Quando nella porzione del Mondo da noi abitata la maggior parte della popolazione era comodamente addormentata sul proprio letto, nel Nuovo Continente si consumava uno dei drammi sportivi destinati a lasciare un segno indelebile nei prossimi anni: il Cile superava l’Argentina ai calci di rigore e si laureava, per la seconda volta consecutiva, vincitore della Copa America. Nulla di particolare in tutto questo, se non quanto avvenuto al termine delle celebrazioni: intercettato da alcuni giornalisti presenti in zona mista, Lionel Messi dichiarava che quella è stata la sua ultima partita con la maglia dell’Albiceleste.
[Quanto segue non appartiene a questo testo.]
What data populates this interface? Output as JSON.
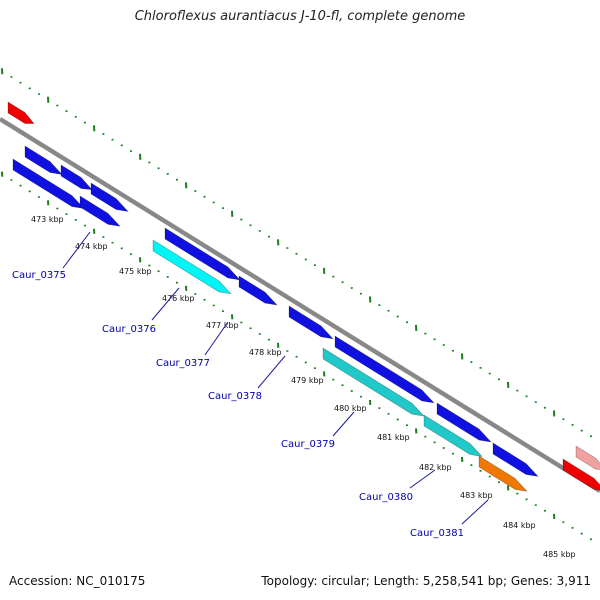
{
  "title": "Chloroflexus aurantiacus J-10-fl, complete genome",
  "footer": {
    "accession_prefix": "Accession: ",
    "accession": "NC_010175",
    "topology_text": "Topology: circular; Length: 5,258,541 bp; Genes: 3,911"
  },
  "colors": {
    "backbone": "#888888",
    "tick": "#1a7f1a",
    "forward_gene": "#1010e0",
    "highlight_gene_light": "#00f5f5",
    "highlight_gene": "#20c8c8",
    "orange_gene": "#f07800",
    "red_gene": "#ee0000",
    "pink_gene": "#f0a0a0",
    "label_color": "#0000aa",
    "label_line": "#1a1a9a"
  },
  "scale_labels": [
    "473 kbp",
    "474 kbp",
    "475 kbp",
    "476 kbp",
    "477 kbp",
    "478 kbp",
    "479 kbp",
    "480 kbp",
    "481 kbp",
    "482 kbp",
    "483 kbp",
    "484 kbp",
    "485 kbp"
  ],
  "gene_labels": [
    "Caur_0375",
    "Caur_0376",
    "Caur_0377",
    "Caur_0378",
    "Caur_0379",
    "Caur_0380",
    "Caur_0381"
  ]
}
Si scatena il finimondo: è come se tutti si fossero dimenticati del Cile e le parole pronunciate dal pluri-pallone d’oro distogliessero l’attenzione mediatica da Vidal e compagni, per restare paralizzati all’interno di quelle quattro parole pronunciate quasi sotto voce dal campione del Barcellona. I famosi giudici italiani seduti sul divano di casa, perché nel frattempo il sole è tornato a splendere nel Vecchio Continente, iniziano a puntare il dito sulla Pulga, rea di non essere decisiva con la maglia dell’Argentina: e giù paragoni su paragoni tra lui e Maradona, dimenticando che il calcio non è uno sport individuale ma una disciplina che si pratica undici contro undici e che a vincere è sempre il collettivo, mai il singolo.
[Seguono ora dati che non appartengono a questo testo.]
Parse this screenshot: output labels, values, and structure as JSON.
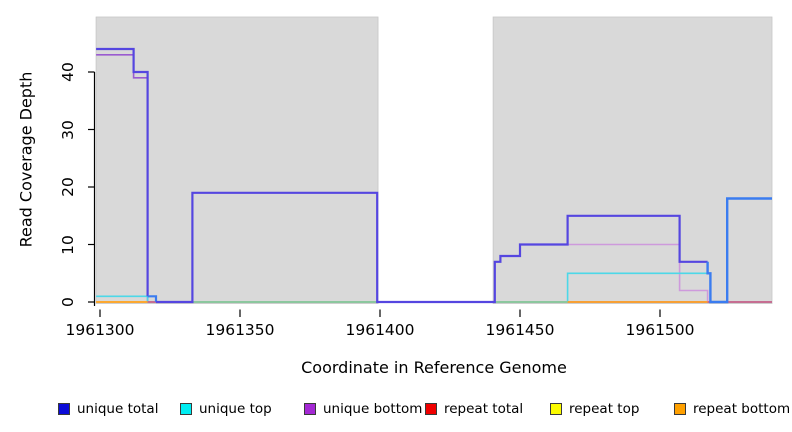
{
  "chart_data": {
    "type": "line",
    "subtype": "step-coverage-plot",
    "title": "",
    "xlabel": "Coordinate in Reference Genome",
    "ylabel": "Read Coverage Depth",
    "xlim": [
      1961298.6,
      1961540
    ],
    "ylim": [
      0,
      49.5
    ],
    "x_ticks": [
      1961300,
      1961350,
      1961400,
      1961450,
      1961500
    ],
    "y_ticks": [
      0,
      10,
      20,
      30,
      40
    ],
    "grid": false,
    "legend_position": "bottom",
    "shade_color": "#D9D9D9",
    "shaded_regions": [
      {
        "x1": 1961298.6,
        "x2": 1961399.3
      },
      {
        "x1": 1961440.4,
        "x2": 1961540
      }
    ],
    "legend": [
      {
        "label": "unique total",
        "color": "#0B0BD8"
      },
      {
        "label": "unique top",
        "color": "#00EDF2"
      },
      {
        "label": "unique bottom",
        "color": "#A428D4"
      },
      {
        "label": "repeat total",
        "color": "#F00000"
      },
      {
        "label": "repeat top",
        "color": "#FCFC00"
      },
      {
        "label": "repeat bottom",
        "color": "#FFA000"
      }
    ],
    "series": [
      {
        "name": "unique total",
        "steps": [
          [
            1961298.6,
            44
          ],
          [
            1961312,
            40
          ],
          [
            1961317,
            1
          ],
          [
            1961320,
            0
          ],
          [
            1961333,
            19
          ],
          [
            1961399,
            0
          ],
          [
            1961441,
            7
          ],
          [
            1961443,
            8
          ],
          [
            1961450,
            10
          ],
          [
            1961467,
            15
          ],
          [
            1961507,
            7
          ],
          [
            1961517,
            5
          ],
          [
            1961518,
            0
          ],
          [
            1961524,
            18
          ]
        ],
        "x_end": 1961540
      },
      {
        "name": "unique top",
        "steps": [
          [
            1961298.6,
            1
          ],
          [
            1961317,
            0
          ],
          [
            1961467,
            5
          ],
          [
            1961518,
            0
          ]
        ],
        "x_end": 1961540
      },
      {
        "name": "unique bottom",
        "steps": [
          [
            1961298.6,
            43
          ],
          [
            1961312,
            39
          ],
          [
            1961317,
            0
          ],
          [
            1961467,
            10
          ],
          [
            1961507,
            2
          ],
          [
            1961517,
            0
          ]
        ],
        "x_end": 1961540
      },
      {
        "name": "repeat total",
        "steps": [
          [
            1961298.6,
            0
          ]
        ],
        "x_end": 1961540
      },
      {
        "name": "repeat top",
        "steps": [
          [
            1961298.6,
            0
          ]
        ],
        "x_end": 1961540
      },
      {
        "name": "repeat bottom",
        "steps": [
          [
            1961298.6,
            0
          ]
        ],
        "x_end": 1961540
      }
    ],
    "render_segments": [
      {
        "series": "repeat top",
        "color": "#F0E930",
        "width": 1.5,
        "points": [
          [
            1961298.6,
            0
          ],
          [
            1961540,
            0
          ]
        ]
      },
      {
        "series": "unique bottom",
        "color": "#9A5BD0",
        "width": 1.6,
        "points": [
          [
            1961298.6,
            43
          ],
          [
            1961312,
            43
          ],
          [
            1961312,
            39
          ],
          [
            1961317,
            39
          ],
          [
            1961317,
            0
          ],
          [
            1961540,
            0
          ]
        ]
      },
      {
        "series": "unique bottom",
        "color": "#CE9ADC",
        "width": 1.6,
        "points": [
          [
            1961467,
            10
          ],
          [
            1961507,
            10
          ],
          [
            1961507,
            2
          ],
          [
            1961517,
            2
          ],
          [
            1961517,
            0
          ]
        ]
      },
      {
        "series": "unique top",
        "color": "#4CD8E8",
        "width": 1.6,
        "points": [
          [
            1961298.6,
            1
          ],
          [
            1961317,
            1
          ],
          [
            1961317,
            0
          ],
          [
            1961467,
            0
          ],
          [
            1961467,
            5
          ],
          [
            1961518,
            5
          ],
          [
            1961518,
            0
          ],
          [
            1961540,
            0
          ]
        ]
      },
      {
        "series": "overlap unique top + repeat top",
        "color": "#8FCB90",
        "width": 1.5,
        "points": [
          [
            1961333,
            0
          ],
          [
            1961399,
            0
          ]
        ]
      },
      {
        "series": "overlap unique top + repeat top",
        "color": "#8FCB90",
        "width": 1.5,
        "points": [
          [
            1961440.4,
            0
          ],
          [
            1961467,
            0
          ]
        ]
      },
      {
        "series": "repeat bottom",
        "color": "#FFA024",
        "width": 1.8,
        "points": [
          [
            1961298.6,
            0
          ],
          [
            1961317,
            0
          ]
        ]
      },
      {
        "series": "repeat bottom",
        "color": "#FFA024",
        "width": 1.8,
        "points": [
          [
            1961467,
            0
          ],
          [
            1961517,
            0
          ]
        ]
      },
      {
        "series": "repeat total",
        "color": "#DB5580",
        "width": 1.5,
        "points": [
          [
            1961317,
            0
          ],
          [
            1961320,
            0
          ]
        ]
      },
      {
        "series": "repeat total",
        "color": "#DB5580",
        "width": 1.5,
        "points": [
          [
            1961517,
            0
          ],
          [
            1961518,
            0
          ]
        ]
      },
      {
        "series": "repeat total",
        "color": "#DB5580",
        "width": 1.5,
        "points": [
          [
            1961524,
            0
          ],
          [
            1961540,
            0
          ]
        ]
      },
      {
        "series": "unique total",
        "color": "#5546E0",
        "width": 2.2,
        "points": [
          [
            1961298.6,
            44
          ],
          [
            1961312,
            44
          ],
          [
            1961312,
            40
          ],
          [
            1961317,
            40
          ],
          [
            1961317,
            1
          ]
        ]
      },
      {
        "series": "unique total",
        "color": "#3A7CF0",
        "width": 2.2,
        "points": [
          [
            1961317,
            1
          ],
          [
            1961320,
            1
          ],
          [
            1961320,
            0
          ]
        ]
      },
      {
        "series": "unique total",
        "color": "#5546E0",
        "width": 2.2,
        "points": [
          [
            1961320,
            0
          ],
          [
            1961333,
            0
          ],
          [
            1961333,
            19
          ],
          [
            1961399,
            19
          ],
          [
            1961399,
            0
          ],
          [
            1961441,
            0
          ],
          [
            1961441,
            7
          ],
          [
            1961443,
            7
          ],
          [
            1961443,
            8
          ],
          [
            1961450,
            8
          ],
          [
            1961450,
            10
          ],
          [
            1961467,
            10
          ],
          [
            1961467,
            15
          ],
          [
            1961507,
            15
          ],
          [
            1961507,
            7
          ],
          [
            1961517,
            7
          ]
        ]
      },
      {
        "series": "unique total",
        "color": "#3A7CF0",
        "width": 2.4,
        "points": [
          [
            1961517,
            7
          ],
          [
            1961517,
            5
          ],
          [
            1961518,
            5
          ],
          [
            1961518,
            0
          ],
          [
            1961524,
            0
          ],
          [
            1961524,
            18
          ],
          [
            1961540,
            18
          ]
        ]
      }
    ]
  }
}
L’addio di Messi mi ha lasciato sorpreso: ho visto diverse volte il video delle sue dichiarazioni per provare a scorgere sulla sua faccia un particolare sempre nuovo e l’unica idea che mi sono fatto è paragonabile a quanto scritto da Jean-Paul Sartre ne “La Nausea” (leggetelo). Immagino il campione dei Blaugrana lavarsi la faccia tentando di scacciare i fantasmi, prendere un asciugamano, intrappolare il proprio cranio all’interno e tamponare quell’agglomerato di lacrime ed acqua presente sul suo viso. Leo alza lo sguardo verso l’alto e …
“Sul muro v’è un buco bianco, lo specchio. E’ una trappola. So che sto per lasciarmici prendere. Ci siamo. La cosa grigia è apparsa sullo specchio. Mi avvicino e la guardo, non posso più andarmene. E’ il riflesso del mio volto“. Uno stato di inquietudine lo travolge. Cade nel più profondo dei suoi incubi: si trova nel MetLife Stadium, è pronto a tirare un calcio di rigore; spiazza il portiere ma calcia incredibilmente sopra la traversa. Il terribile momento vissuto precedentemente prende forma all’interno della testa del fenomeno del Barcellona e, in loop, lo costringe ad assistere tutta la notte a quella scena straziante. Il subconscio sradica l’Io e gli impone di assistere inerme a una tortura immeritata. Al mattino, la cosa grigia è sempre presente nello specchio e ha un aspetto decisamente peggiore di quello che aveva poche ore prima: l’inquietudine si è trasformata in ansia di vivere o, semplicemente, in Nausea.